Il n’est pas défendu à l’ouvrier de sortir de sa sphère si ses économies sont suffisantes et s’il se sent des aptitudes particulières pour diriger un commerce ou fonder une industrie. L’instruction a pénétré partout depuis ces derniers temps ; les bons livres sont répandus à profusion dans les bibliothèques populaires où les ouvriers intelligents et laborieux peuvent faire gratuitement des emprunts et compléter l’instruction reçue sur les bancs de l’école. Les rudiments d’orthographe, de calcul et de style qui font la base de l’enseignement populaire sont donnés aux enfants en un temps où leur mémoire est plus apte à retenir que leur jugement à comprendre. Néanmoins leurs cerveaux sont ébauchés ; quelques connaissances essentielles ont meublé ceux-ci. Les ouvriers qui n’ont point eu le bonheur de poursuivre des études plus importantes dans un collège ou dans une école supérieure, ne devront donc point négliger, à leur âge adulte, d’augmenter leur bagage de connaissances utiles. Il y a, dans toutes les matières d’enseignement, de bons ouvrages où ils puiseront sans cesse ; il leur suffira de beaucoup d’attention, de goût, de méthode et surtout du désir de s’instruire, pour acquérir les notions qu’une trop courte scolarité leur aura interdites. Pour un jeune homme intelligent, les professeurs sont alors inutiles. Presque tous les ouvrages classiques actuels sont d’excellents professeurs : ils renferment des explications claires et précises, des exemples saisissants qui viennent à l’appui de la démonstration, et des exercices nombreux autant que variés dont l’ouvrier pourra tirer un grand profit. Car, il ne faut pas se le dissimuler : on ne réussira jamais aussi bien dans une entreprise si l’on n’a point au moins une instruction assez développée. Nous ne voulons point dire que les titres de bachelier ou autres soient exigés, mais vous vous rendez bien compte qu’à aptitudes égales, l’homme instruit aura plus de chances de réussir que celui qui serait obligé de s’adjoindre le concours d’une autre personne pour un grand nombre d’opérations.
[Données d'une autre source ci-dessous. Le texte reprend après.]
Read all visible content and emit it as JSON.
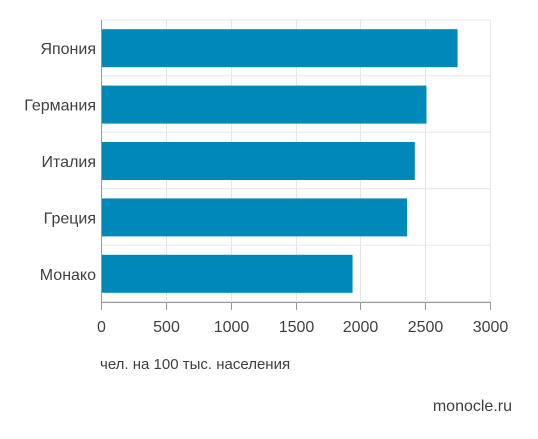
{
  "chart_data": {
    "type": "bar",
    "orientation": "horizontal",
    "categories": [
      "Япония",
      "Германия",
      "Италия",
      "Греция",
      "Монако"
    ],
    "values": [
      2750,
      2510,
      2420,
      2360,
      1940
    ],
    "xlim": [
      0,
      3000
    ],
    "x_ticks": [
      "0",
      "500",
      "1000",
      "1500",
      "2000",
      "2500",
      "3000"
    ],
    "xlabel": "чел. на 100 тыс. населения",
    "grid": true,
    "bar_color": "#0088b9"
  },
  "footer": {
    "source": "monocle.ru"
  },
  "colors": {
    "grid": "#e6e6e6",
    "axis": "#999999",
    "bar": "#0088b9"
  }
}
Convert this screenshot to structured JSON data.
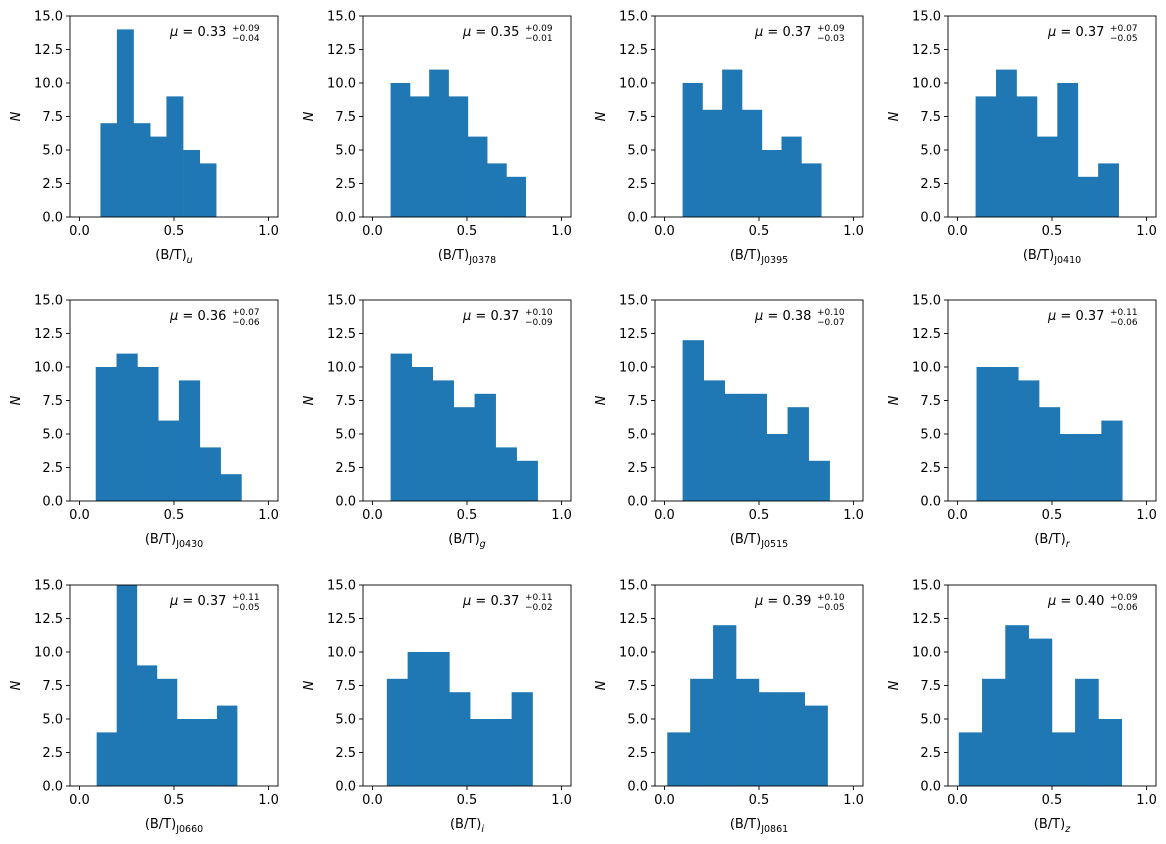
{
  "figure": {
    "bar_color": "#1f77b4",
    "axis_color": "#000000"
  },
  "chart_data": [
    {
      "type": "bar",
      "x_var": "(B/T)",
      "band": "u",
      "bin_left": [
        0.111,
        0.198,
        0.286,
        0.373,
        0.46,
        0.548,
        0.635
      ],
      "bin_width": 0.0874,
      "counts": [
        7,
        14,
        7,
        6,
        9,
        5,
        4
      ],
      "annotation": {
        "mu": "0.33",
        "plus": "+0.09",
        "minus": "−0.04"
      },
      "xlabel": {
        "base": "(B/T)",
        "sub": "u"
      },
      "ylabel": "N",
      "xlim": [
        -0.05,
        1.05
      ],
      "ylim": [
        0,
        15
      ],
      "xticks": [
        "0.0",
        "0.5",
        "1.0"
      ],
      "yticks": [
        "0.0",
        "2.5",
        "5.0",
        "7.5",
        "10.0",
        "12.5",
        "15.0"
      ]
    },
    {
      "type": "bar",
      "x_var": "(B/T)",
      "band": "J0378",
      "bin_left": [
        0.096,
        0.198,
        0.3,
        0.402,
        0.504,
        0.606,
        0.708
      ],
      "bin_width": 0.102,
      "counts": [
        10,
        9,
        11,
        9,
        6,
        4,
        3
      ],
      "annotation": {
        "mu": "0.35",
        "plus": "+0.09",
        "minus": "−0.01"
      },
      "xlabel": {
        "base": "(B/T)",
        "sub": "J0378"
      },
      "ylabel": "N",
      "xlim": [
        -0.05,
        1.05
      ],
      "ylim": [
        0,
        15
      ],
      "xticks": [
        "0.0",
        "0.5",
        "1.0"
      ],
      "yticks": [
        "0.0",
        "2.5",
        "5.0",
        "7.5",
        "10.0",
        "12.5",
        "15.0"
      ]
    },
    {
      "type": "bar",
      "x_var": "(B/T)",
      "band": "J0395",
      "bin_left": [
        0.096,
        0.2,
        0.305,
        0.41,
        0.514,
        0.619,
        0.724
      ],
      "bin_width": 0.1046,
      "counts": [
        10,
        8,
        11,
        8,
        5,
        6,
        4
      ],
      "annotation": {
        "mu": "0.37",
        "plus": "+0.09",
        "minus": "−0.03"
      },
      "xlabel": {
        "base": "(B/T)",
        "sub": "J0395"
      },
      "ylabel": "N",
      "xlim": [
        -0.05,
        1.05
      ],
      "ylim": [
        0,
        15
      ],
      "xticks": [
        "0.0",
        "0.5",
        "1.0"
      ],
      "yticks": [
        "0.0",
        "2.5",
        "5.0",
        "7.5",
        "10.0",
        "12.5",
        "15.0"
      ]
    },
    {
      "type": "bar",
      "x_var": "(B/T)",
      "band": "J0410",
      "bin_left": [
        0.096,
        0.204,
        0.312,
        0.42,
        0.528,
        0.636,
        0.744
      ],
      "bin_width": 0.108,
      "counts": [
        9,
        11,
        9,
        6,
        10,
        3,
        4
      ],
      "annotation": {
        "mu": "0.37",
        "plus": "+0.07",
        "minus": "−0.05"
      },
      "xlabel": {
        "base": "(B/T)",
        "sub": "J0410"
      },
      "ylabel": "N",
      "xlim": [
        -0.05,
        1.05
      ],
      "ylim": [
        0,
        15
      ],
      "xticks": [
        "0.0",
        "0.5",
        "1.0"
      ],
      "yticks": [
        "0.0",
        "2.5",
        "5.0",
        "7.5",
        "10.0",
        "12.5",
        "15.0"
      ]
    },
    {
      "type": "bar",
      "x_var": "(B/T)",
      "band": "J0430",
      "bin_left": [
        0.086,
        0.196,
        0.306,
        0.416,
        0.526,
        0.636,
        0.746
      ],
      "bin_width": 0.11,
      "counts": [
        10,
        11,
        10,
        6,
        9,
        4,
        2
      ],
      "annotation": {
        "mu": "0.36",
        "plus": "+0.07",
        "minus": "−0.06"
      },
      "xlabel": {
        "base": "(B/T)",
        "sub": "J0430"
      },
      "ylabel": "N",
      "xlim": [
        -0.05,
        1.05
      ],
      "ylim": [
        0,
        15
      ],
      "xticks": [
        "0.0",
        "0.5",
        "1.0"
      ],
      "yticks": [
        "0.0",
        "2.5",
        "5.0",
        "7.5",
        "10.0",
        "12.5",
        "15.0"
      ]
    },
    {
      "type": "bar",
      "x_var": "(B/T)",
      "band": "g",
      "bin_left": [
        0.096,
        0.207,
        0.318,
        0.429,
        0.54,
        0.651,
        0.762
      ],
      "bin_width": 0.111,
      "counts": [
        11,
        10,
        9,
        7,
        8,
        4,
        3
      ],
      "annotation": {
        "mu": "0.37",
        "plus": "+0.10",
        "minus": "−0.09"
      },
      "xlabel": {
        "base": "(B/T)",
        "sub": "g"
      },
      "ylabel": "N",
      "xlim": [
        -0.05,
        1.05
      ],
      "ylim": [
        0,
        15
      ],
      "xticks": [
        "0.0",
        "0.5",
        "1.0"
      ],
      "yticks": [
        "0.0",
        "2.5",
        "5.0",
        "7.5",
        "10.0",
        "12.5",
        "15.0"
      ]
    },
    {
      "type": "bar",
      "x_var": "(B/T)",
      "band": "J0515",
      "bin_left": [
        0.096,
        0.207,
        0.318,
        0.429,
        0.54,
        0.651,
        0.762
      ],
      "bin_width": 0.111,
      "counts": [
        12,
        9,
        8,
        8,
        5,
        7,
        3
      ],
      "annotation": {
        "mu": "0.38",
        "plus": "+0.10",
        "minus": "−0.07"
      },
      "xlabel": {
        "base": "(B/T)",
        "sub": "J0515"
      },
      "ylabel": "N",
      "xlim": [
        -0.05,
        1.05
      ],
      "ylim": [
        0,
        15
      ],
      "xticks": [
        "0.0",
        "0.5",
        "1.0"
      ],
      "yticks": [
        "0.0",
        "2.5",
        "5.0",
        "7.5",
        "10.0",
        "12.5",
        "15.0"
      ]
    },
    {
      "type": "bar",
      "x_var": "(B/T)",
      "band": "r",
      "bin_left": [
        0.101,
        0.211,
        0.321,
        0.431,
        0.541,
        0.651,
        0.761
      ],
      "bin_width": 0.11,
      "counts": [
        10,
        10,
        9,
        7,
        5,
        5,
        6
      ],
      "annotation": {
        "mu": "0.37",
        "plus": "+0.11",
        "minus": "−0.06"
      },
      "xlabel": {
        "base": "(B/T)",
        "sub": "r"
      },
      "ylabel": "N",
      "xlim": [
        -0.05,
        1.05
      ],
      "ylim": [
        0,
        15
      ],
      "xticks": [
        "0.0",
        "0.5",
        "1.0"
      ],
      "yticks": [
        "0.0",
        "2.5",
        "5.0",
        "7.5",
        "10.0",
        "12.5",
        "15.0"
      ]
    },
    {
      "type": "bar",
      "x_var": "(B/T)",
      "band": "J0660",
      "bin_left": [
        0.091,
        0.197,
        0.303,
        0.409,
        0.515,
        0.621,
        0.727
      ],
      "bin_width": 0.106,
      "counts": [
        4,
        15,
        9,
        8,
        5,
        5,
        6
      ],
      "annotation": {
        "mu": "0.37",
        "plus": "+0.11",
        "minus": "−0.05"
      },
      "xlabel": {
        "base": "(B/T)",
        "sub": "J0660"
      },
      "ylabel": "N",
      "xlim": [
        -0.05,
        1.05
      ],
      "ylim": [
        0,
        15
      ],
      "xticks": [
        "0.0",
        "0.5",
        "1.0"
      ],
      "yticks": [
        "0.0",
        "2.5",
        "5.0",
        "7.5",
        "10.0",
        "12.5",
        "15.0"
      ]
    },
    {
      "type": "bar",
      "x_var": "(B/T)",
      "band": "i",
      "bin_left": [
        0.076,
        0.186,
        0.296,
        0.406,
        0.516,
        0.626,
        0.736
      ],
      "bin_width": 0.11,
      "counts": [
        8,
        10,
        10,
        7,
        5,
        5,
        7
      ],
      "annotation": {
        "mu": "0.37",
        "plus": "+0.11",
        "minus": "−0.02"
      },
      "xlabel": {
        "base": "(B/T)",
        "sub": "i"
      },
      "ylabel": "N",
      "xlim": [
        -0.05,
        1.05
      ],
      "ylim": [
        0,
        15
      ],
      "xticks": [
        "0.0",
        "0.5",
        "1.0"
      ],
      "yticks": [
        "0.0",
        "2.5",
        "5.0",
        "7.5",
        "10.0",
        "12.5",
        "15.0"
      ]
    },
    {
      "type": "bar",
      "x_var": "(B/T)",
      "band": "J0861",
      "bin_left": [
        0.015,
        0.136,
        0.257,
        0.378,
        0.499,
        0.62,
        0.741
      ],
      "bin_width": 0.121,
      "counts": [
        4,
        8,
        12,
        8,
        7,
        7,
        6
      ],
      "annotation": {
        "mu": "0.39",
        "plus": "+0.10",
        "minus": "−0.05"
      },
      "xlabel": {
        "base": "(B/T)",
        "sub": "J0861"
      },
      "ylabel": "N",
      "xlim": [
        -0.05,
        1.05
      ],
      "ylim": [
        0,
        15
      ],
      "xticks": [
        "0.0",
        "0.5",
        "1.0"
      ],
      "yticks": [
        "0.0",
        "2.5",
        "5.0",
        "7.5",
        "10.0",
        "12.5",
        "15.0"
      ]
    },
    {
      "type": "bar",
      "x_var": "(B/T)",
      "band": "z",
      "bin_left": [
        0.007,
        0.13,
        0.253,
        0.376,
        0.499,
        0.622,
        0.745
      ],
      "bin_width": 0.123,
      "counts": [
        4,
        8,
        12,
        11,
        4,
        8,
        5
      ],
      "annotation": {
        "mu": "0.40",
        "plus": "+0.09",
        "minus": "−0.06"
      },
      "xlabel": {
        "base": "(B/T)",
        "sub": "z"
      },
      "ylabel": "N",
      "xlim": [
        -0.05,
        1.05
      ],
      "ylim": [
        0,
        15
      ],
      "xticks": [
        "0.0",
        "0.5",
        "1.0"
      ],
      "yticks": [
        "0.0",
        "2.5",
        "5.0",
        "7.5",
        "10.0",
        "12.5",
        "15.0"
      ]
    }
  ]
}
On a vu des ouvriers, possesseurs de quelques économies, les réunir toutes en une bourse commune, et former, avec ce capital devenu plus sérieux, une Société exploitant un commerce, une industrie, etc. dans laquelle chaque membre sociétaire s’occupait du rôle qui lui était dévolu, avec d’autant plus d’activité qu’une part dans les bénéfices lui était assurée. Ce qui est mieux et montre bien tout le profit que peuvent tirer des ouvriers sérieux et dignes, de l’association ainsi comprise, c’est qu’on a été heureux de constater que la dite Société avait prospéré ; que les capitaux avaient considérablement augmenté et permis, en poursuivant toujours le même but et obéissant à la même idée, de fonder une maison colossale, justement renommée.

Voilà un bel exemple, digne d’attirer votre attention. Vous trouvez-vous à la tête de quelques milliers de francs et vous sentez-vous des dispositions pour diriger une entreprise, installer une manufacture quelconque, fonder un commerce, créer une industrie nouvelle dans une région ? Consultez quelques ouvriers, comme vous intelligents, économes, sérieux et honnêtes. Groupez-vous. Si vous apportez chacun 5.000 francs et que vous soyez à dix, vous aurez cinquante mille francs. Avec cela, vous pourrez commencer. Travaillez sans relâche en vue du profit commun, marchez lentement au début et vous verrez prospérer vos affaires. D’autres vous donneront leur confiance et vous courrez à la fortune ; vous ferez le bonheur des ouvriers qui trouveront un emploi chez vous et des actionnaires à qui vous verserez de bons dividendes. Vous aurez d’un seul coup conquis, avec la fortune, l’indépendance, l’honneur et la reconnaissance de la nation, toujours redevable à ceux qui stimulent le travail, la production, le commerce et qui augmentent la richesse publique.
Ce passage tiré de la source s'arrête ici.